Limiting Belief #4: Wrong Time, Wrong Place
You say if it weren’t for this guy, you’d ask her out for a drink.
Well, why haven’t you already?
OK, so maybe it’d be weird in class. But after class… oh noes, more people want to talk to the pretty girl!
Guess what my dude. There’s always going to be a reason why it’s not the “right time”… and the more you wait for the “right time” or the “right place”, the more chances you’re giving other people to ask her out before you do. If you don’t make your move, somebody else will.
OK, look I get that the guy’s intimidating. But unless he’s actively c
kblocking you, the only thing really getting in your way is… well, you. You’re psyching yourself out again because you’re afraid of being rejected. And I understand. I really do. Rejection sucks. It hurts, literally. But that’s the price of entry when it comes to dating. You need to reach down into your core and say “You know what? F
k this. I’m tired of being intimidated. I’m tired of being cowed. I am going to go ask her out and let the chips fall where they may.” Pull her aside with “Hey, can I talk to you for a moment?” and ask her out for that drink. Ask her after class, even with the looming “threat” of other guys vying for her attention. Ask her before class.
But you have to ask her.
There will never be a “right” moment, just the moment you make.
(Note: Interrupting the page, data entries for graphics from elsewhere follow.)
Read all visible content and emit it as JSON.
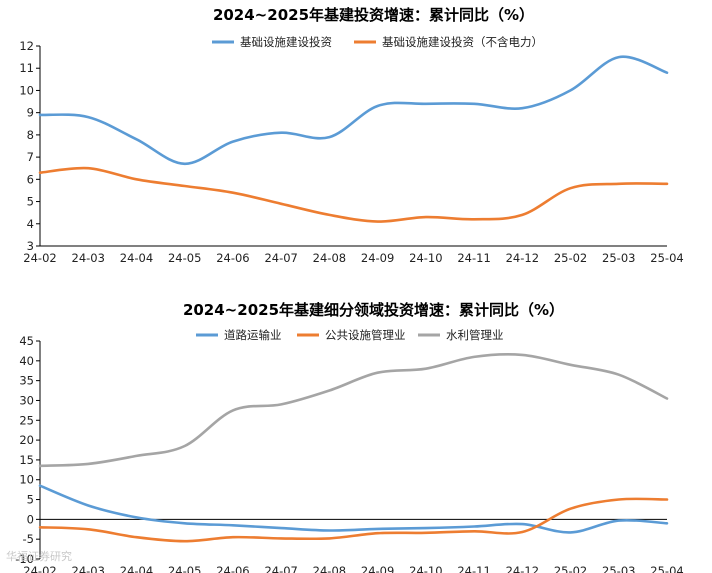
{
  "chart_data": [
    {
      "type": "line",
      "title": "2024~2025年基建投资增速：累计同比（%）",
      "xlabel": "",
      "ylabel": "",
      "categories": [
        "24-02",
        "24-03",
        "24-04",
        "24-05",
        "24-06",
        "24-07",
        "24-08",
        "24-09",
        "24-10",
        "24-11",
        "24-12",
        "25-02",
        "25-03",
        "25-04"
      ],
      "ylim": [
        3,
        12
      ],
      "yticks": [
        3,
        4,
        5,
        6,
        7,
        8,
        9,
        10,
        11,
        12
      ],
      "legend_position": "top",
      "series": [
        {
          "name": "基础设施建设投资",
          "color": "#5b9bd5",
          "values": [
            8.9,
            8.8,
            7.8,
            6.7,
            7.7,
            8.1,
            7.9,
            9.3,
            9.4,
            9.4,
            9.2,
            10.0,
            11.5,
            10.8
          ]
        },
        {
          "name": "基础设施建设投资（不含电力）",
          "color": "#ed7d31",
          "values": [
            6.3,
            6.5,
            6.0,
            5.7,
            5.4,
            4.9,
            4.4,
            4.1,
            4.3,
            4.2,
            4.4,
            5.6,
            5.8,
            5.8
          ]
        }
      ]
    },
    {
      "type": "line",
      "title": "2024~2025年基建细分领域投资增速：累计同比（%）",
      "xlabel": "",
      "ylabel": "",
      "categories": [
        "24-02",
        "24-03",
        "24-04",
        "24-05",
        "24-06",
        "24-07",
        "24-08",
        "24-09",
        "24-10",
        "24-11",
        "24-12",
        "25-02",
        "25-03",
        "25-04"
      ],
      "ylim": [
        -10,
        45
      ],
      "yticks": [
        -10,
        -5,
        0,
        5,
        10,
        15,
        20,
        25,
        30,
        35,
        40,
        45
      ],
      "legend_position": "top",
      "series": [
        {
          "name": "道路运输业",
          "color": "#5b9bd5",
          "values": [
            8.5,
            3.5,
            0.5,
            -1.0,
            -1.5,
            -2.2,
            -2.8,
            -2.4,
            -2.2,
            -1.8,
            -1.2,
            -3.3,
            -0.3,
            -1.0
          ]
        },
        {
          "name": "公共设施管理业",
          "color": "#ed7d31",
          "values": [
            -2.0,
            -2.5,
            -4.5,
            -5.5,
            -4.5,
            -4.8,
            -4.8,
            -3.5,
            -3.4,
            -3.0,
            -3.2,
            2.7,
            5.0,
            5.0
          ]
        },
        {
          "name": "水利管理业",
          "color": "#a5a5a5",
          "values": [
            13.5,
            14.0,
            16.0,
            18.5,
            27.5,
            29.0,
            32.5,
            37.0,
            38.0,
            41.0,
            41.5,
            39.0,
            36.5,
            30.5
          ]
        }
      ]
    }
  ],
  "watermark": "华福证券研究"
}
Limiting Belief #5: Your Life Isn’t Awesome Enough
Too many guys seem to think that they need to be perfect in order to get a girl. They need the Ryan Reynold’s washboard abs, Ryan Gosling’s dreamy eyes, George Clooney’s smoulder, Kanye’s swagger and Oscar Wilde’s wit in order to win a woman’s heart.
And if this were true, the human race would’ve gone extinct.
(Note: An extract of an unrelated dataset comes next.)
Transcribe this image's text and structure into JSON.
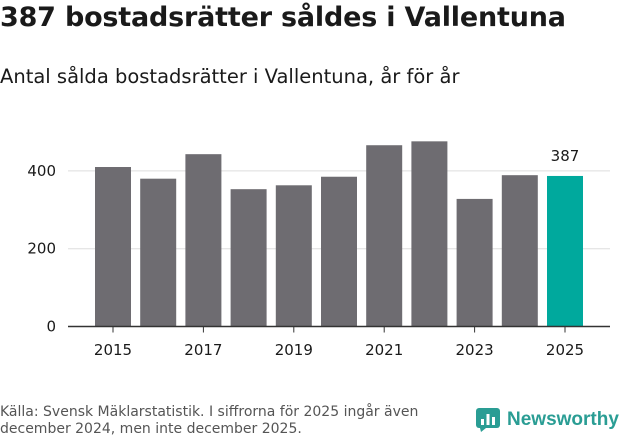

Look, just because you’re not in the top 1% of whatever doesn’t mean you aren’t “worthy” of a girl. Your life may not be where you want it to be – and if you’re living life right, there will always be more room to grow, more ambitions to achieve – but waiting until you’ve hit some arbitrary point is just another way of psyching yourself out and giving yourself excuses to avoid being rejected.
You’re taking this class because you want to improve yourself, right? Well, asking her out for a drink is part of the process of improving yourself. You can’t improve your skills without putting them to work.
You may not have a perfect life, but you should be able to look around and say “hey, good enough to give it a try right here, right now”. While you’re busy wishing you were at place Y, you may be missing the possibility that your crush would be very happy with you at place X in the meantime.
You may get rejected. Fine. It’ll suck and you’ll feel bad for a while. But that will fade – faster than you think – and you’ll realize that all it means you’re one person closer to finding the woman that’s right for you and one step further down the path at getting better at dating.
And that means that when you meet the next incredible woman – and there will be another woman, just as incredible – you’ll be even better prepared.